„Nazis wurden integriert“

VORTRAG Über „Weißwäscherei“ und die unzulängliche Entnazifizierung in Bremen

■ 63, Historiker und Leiter der Abteilung Stadtgeschichte im Focke Museum.

taz: Herr Hofschen, wie rigoros wurde in Bremen entnazifiziert?

Heinz-Gerd Hofschen: Der größte Teil der Funktionsträger der Nazis ist nicht zur Verantwortung gezogen worden.

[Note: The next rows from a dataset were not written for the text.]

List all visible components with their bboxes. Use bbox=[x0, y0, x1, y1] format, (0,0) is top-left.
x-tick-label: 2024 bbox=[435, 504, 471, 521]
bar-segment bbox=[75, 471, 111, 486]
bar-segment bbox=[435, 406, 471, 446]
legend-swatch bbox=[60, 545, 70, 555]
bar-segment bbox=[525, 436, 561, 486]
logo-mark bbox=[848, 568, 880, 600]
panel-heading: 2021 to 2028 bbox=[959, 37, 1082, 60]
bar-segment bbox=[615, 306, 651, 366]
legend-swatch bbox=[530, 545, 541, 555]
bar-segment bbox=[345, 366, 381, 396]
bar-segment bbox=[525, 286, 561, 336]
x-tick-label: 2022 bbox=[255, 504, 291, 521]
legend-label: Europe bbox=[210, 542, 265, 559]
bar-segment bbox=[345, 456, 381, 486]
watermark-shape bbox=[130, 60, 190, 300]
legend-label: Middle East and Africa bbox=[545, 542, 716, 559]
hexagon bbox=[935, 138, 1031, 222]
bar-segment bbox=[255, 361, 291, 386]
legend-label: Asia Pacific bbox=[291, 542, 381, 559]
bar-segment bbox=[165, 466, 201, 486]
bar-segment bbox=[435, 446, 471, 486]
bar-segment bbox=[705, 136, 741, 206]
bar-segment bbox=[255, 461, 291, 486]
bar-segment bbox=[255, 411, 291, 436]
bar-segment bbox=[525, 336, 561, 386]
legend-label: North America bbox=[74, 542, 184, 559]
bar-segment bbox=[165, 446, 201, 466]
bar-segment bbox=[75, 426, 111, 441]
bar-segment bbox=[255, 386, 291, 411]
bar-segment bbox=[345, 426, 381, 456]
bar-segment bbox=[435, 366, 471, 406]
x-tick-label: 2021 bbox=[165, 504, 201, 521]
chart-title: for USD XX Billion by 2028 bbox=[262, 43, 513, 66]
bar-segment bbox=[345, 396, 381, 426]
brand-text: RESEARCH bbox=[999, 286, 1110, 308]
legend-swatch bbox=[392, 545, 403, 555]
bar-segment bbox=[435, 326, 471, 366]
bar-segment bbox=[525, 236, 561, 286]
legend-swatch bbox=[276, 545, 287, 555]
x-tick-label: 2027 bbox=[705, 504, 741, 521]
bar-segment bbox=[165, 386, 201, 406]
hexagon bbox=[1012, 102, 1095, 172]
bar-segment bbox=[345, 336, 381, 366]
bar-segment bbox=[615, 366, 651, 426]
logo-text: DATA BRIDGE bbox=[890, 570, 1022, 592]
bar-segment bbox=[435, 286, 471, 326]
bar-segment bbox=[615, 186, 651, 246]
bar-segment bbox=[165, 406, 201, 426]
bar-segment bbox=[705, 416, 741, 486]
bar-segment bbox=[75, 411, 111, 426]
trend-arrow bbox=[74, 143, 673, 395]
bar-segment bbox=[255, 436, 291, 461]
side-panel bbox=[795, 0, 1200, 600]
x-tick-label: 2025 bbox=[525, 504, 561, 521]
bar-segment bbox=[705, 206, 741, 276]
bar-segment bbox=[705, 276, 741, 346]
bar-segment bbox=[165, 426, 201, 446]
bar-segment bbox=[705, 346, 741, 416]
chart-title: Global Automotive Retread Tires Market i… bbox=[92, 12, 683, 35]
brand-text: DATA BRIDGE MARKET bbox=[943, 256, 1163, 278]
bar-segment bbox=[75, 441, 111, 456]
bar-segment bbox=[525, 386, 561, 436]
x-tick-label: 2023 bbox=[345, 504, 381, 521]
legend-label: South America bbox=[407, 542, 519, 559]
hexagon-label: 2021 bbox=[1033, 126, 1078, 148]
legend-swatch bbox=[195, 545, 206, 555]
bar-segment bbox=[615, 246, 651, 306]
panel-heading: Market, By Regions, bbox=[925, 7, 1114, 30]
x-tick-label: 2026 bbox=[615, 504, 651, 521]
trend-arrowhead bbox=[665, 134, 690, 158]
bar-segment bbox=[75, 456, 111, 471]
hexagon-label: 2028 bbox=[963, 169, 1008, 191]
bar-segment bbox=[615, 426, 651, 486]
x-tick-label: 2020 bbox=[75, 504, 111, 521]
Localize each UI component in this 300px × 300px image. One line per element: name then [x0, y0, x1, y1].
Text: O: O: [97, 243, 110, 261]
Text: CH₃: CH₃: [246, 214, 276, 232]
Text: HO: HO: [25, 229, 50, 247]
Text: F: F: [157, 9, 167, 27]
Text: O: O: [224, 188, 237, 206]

Es war ein so fragwürdiger Prozess, wie im Rest Westdeutschlands.

Wo waren nach 1945 NSDAP-Mitglieder in Bremen im Amt?

Besonders in den sehr sensiblen Bereichen der Justiz, der Polizei und der Bildung, in der privaten Wirtschaft sowieso. Obwohl diese Bereiche von ehemaligen Nazis gesäubert werden sollten. Ein amerikanischer Entnazifizierung-Offizier berichtet, dass bereits Ende der 40er-Jahre in der Verwaltung und in den senatorischen Behörden wieder 30 bis 40 Prozent ehemalige NSDAP-Mitglieder im Amt waren.

Wir sprechen von Mitläufern?

Es gab auch Polizisten, die an Einsatzkommandos im Osten beteiligt waren und Juristen, die Terrorurteile gefällt hatten.

Wie konnte das im SPD regierten Bremen geschehen?

Das ist eine entscheidenden Frage. Warum etwa stellt ein Innensenator, der als ehemaliger Kommunist selber verfolgt wurde, Polizisten ein, die in die NS-Verbrechen verstrickt waren.

Und warum?

Es passte in die Zeit. Ein sehr großer Teil der Bevölkerung hatte den Nationalsozialismus akklamiert und wollte nicht mehr an die eigene Mitschuld erinnert werden. Dazu gehörte, die Mörder wieder einzustellen. Damit korrespondiert, dass sich die Opfer oft nicht trauten, ihre Opferrolle zu thematisieren. Sie waren aus der Volksgemeinschaft ausgegrenzt und wollten es vermutlich nicht wieder erleben.

Wie wurde die Demokratie dennoch so stabil?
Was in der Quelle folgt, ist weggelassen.